FreakOut Malware Description
A campaign involving a new malware strain is targeting vulnerable Linux devices. Named FreakOut malware by infosec researchers, the threat is equipped with a wide range of functionalities. Still, its main goal is to add infected devices to a botnet capable of launching DDoS (Distributed Denial of Service) attacks and cryptomining activities. On the compromised Linux devices, the threat can also initiate routines for port scanning and data harvesting. In addition, FreakOut also establishes both a network and data packet sniffing process.
As an entry point, the malware strain exploits vulnerabilities found in three specific Linux products. All three critical issues have either already been addressed in a patch released by the vendor or are planned to be manipulated in the next version update. One of the vulnerabilities is a critical remote command execution flaw (CVE-2020-28188) affecting the popular data storage device vendor TerraMaster TOS (TerraMaster Operating System). The popular collection of library packers Zend Framework also found itself among FreakOut's targets through the CVE-2021-3007 critical deserialization bug. The third vulnerability is the critical deserialization of untrusted data issue (CVE-2020-7961) found in the open-source enterprise portal Liferay Portal.
FreakOut's Attack Chain
After infiltration the target through one of the three vulnerabilities, the attackers proceeded to deliver a Python script fetched from a website located at https://gxbrowser.net. The hackers then grant permissions to the script through the 'chmod' command and try to run it with Python 2. It must be noted that Python 2 reached the End-of-Life phase of its product cycle, so the attackers need their victims to be using a now deprecated product for the whole malicious operation to be carried out.

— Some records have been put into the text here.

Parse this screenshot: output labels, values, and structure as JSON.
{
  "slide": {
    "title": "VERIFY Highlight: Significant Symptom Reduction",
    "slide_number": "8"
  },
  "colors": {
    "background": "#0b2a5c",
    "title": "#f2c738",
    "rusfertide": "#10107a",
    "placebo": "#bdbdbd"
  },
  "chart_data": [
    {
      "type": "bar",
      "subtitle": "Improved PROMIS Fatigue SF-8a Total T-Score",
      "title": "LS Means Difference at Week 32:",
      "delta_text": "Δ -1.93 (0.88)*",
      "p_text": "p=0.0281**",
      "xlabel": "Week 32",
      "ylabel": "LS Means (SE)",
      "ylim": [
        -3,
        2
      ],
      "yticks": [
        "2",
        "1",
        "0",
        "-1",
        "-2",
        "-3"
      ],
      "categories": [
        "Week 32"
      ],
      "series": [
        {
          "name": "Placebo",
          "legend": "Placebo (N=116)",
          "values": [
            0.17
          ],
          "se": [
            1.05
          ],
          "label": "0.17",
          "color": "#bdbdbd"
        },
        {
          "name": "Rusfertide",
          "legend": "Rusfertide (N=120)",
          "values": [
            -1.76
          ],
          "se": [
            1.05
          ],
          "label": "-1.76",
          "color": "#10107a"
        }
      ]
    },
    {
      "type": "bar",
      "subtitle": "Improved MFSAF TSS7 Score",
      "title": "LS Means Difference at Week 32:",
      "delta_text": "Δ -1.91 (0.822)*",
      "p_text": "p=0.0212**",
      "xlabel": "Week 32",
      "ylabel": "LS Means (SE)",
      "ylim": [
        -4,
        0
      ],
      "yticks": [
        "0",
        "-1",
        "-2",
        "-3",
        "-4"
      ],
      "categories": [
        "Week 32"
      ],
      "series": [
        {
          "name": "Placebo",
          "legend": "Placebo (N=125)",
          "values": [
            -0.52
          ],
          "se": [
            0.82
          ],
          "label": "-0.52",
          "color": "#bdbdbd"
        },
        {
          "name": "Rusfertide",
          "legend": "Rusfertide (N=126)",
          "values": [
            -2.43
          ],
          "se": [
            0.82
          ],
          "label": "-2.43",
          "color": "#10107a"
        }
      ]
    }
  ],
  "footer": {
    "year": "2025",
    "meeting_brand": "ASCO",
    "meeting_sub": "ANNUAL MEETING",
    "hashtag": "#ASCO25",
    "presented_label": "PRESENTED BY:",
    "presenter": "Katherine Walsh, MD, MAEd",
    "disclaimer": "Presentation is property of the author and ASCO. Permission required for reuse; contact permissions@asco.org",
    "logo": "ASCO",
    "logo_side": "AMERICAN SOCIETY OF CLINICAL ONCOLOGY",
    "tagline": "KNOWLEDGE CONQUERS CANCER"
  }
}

When fully deployed, the Python script named 'out.py' can perform port scanning, harvesting system details such as device addresses and memory information, and creating and exfiltration of packets. By using hard-coded credentials, the threat can attempt to infect other network devices through a brute-force attack.
Analysis of the Command-and-Control (C2, C&C) infrastructure of the FreakOut campaign revealed that approximately 185 devices have already been compromised.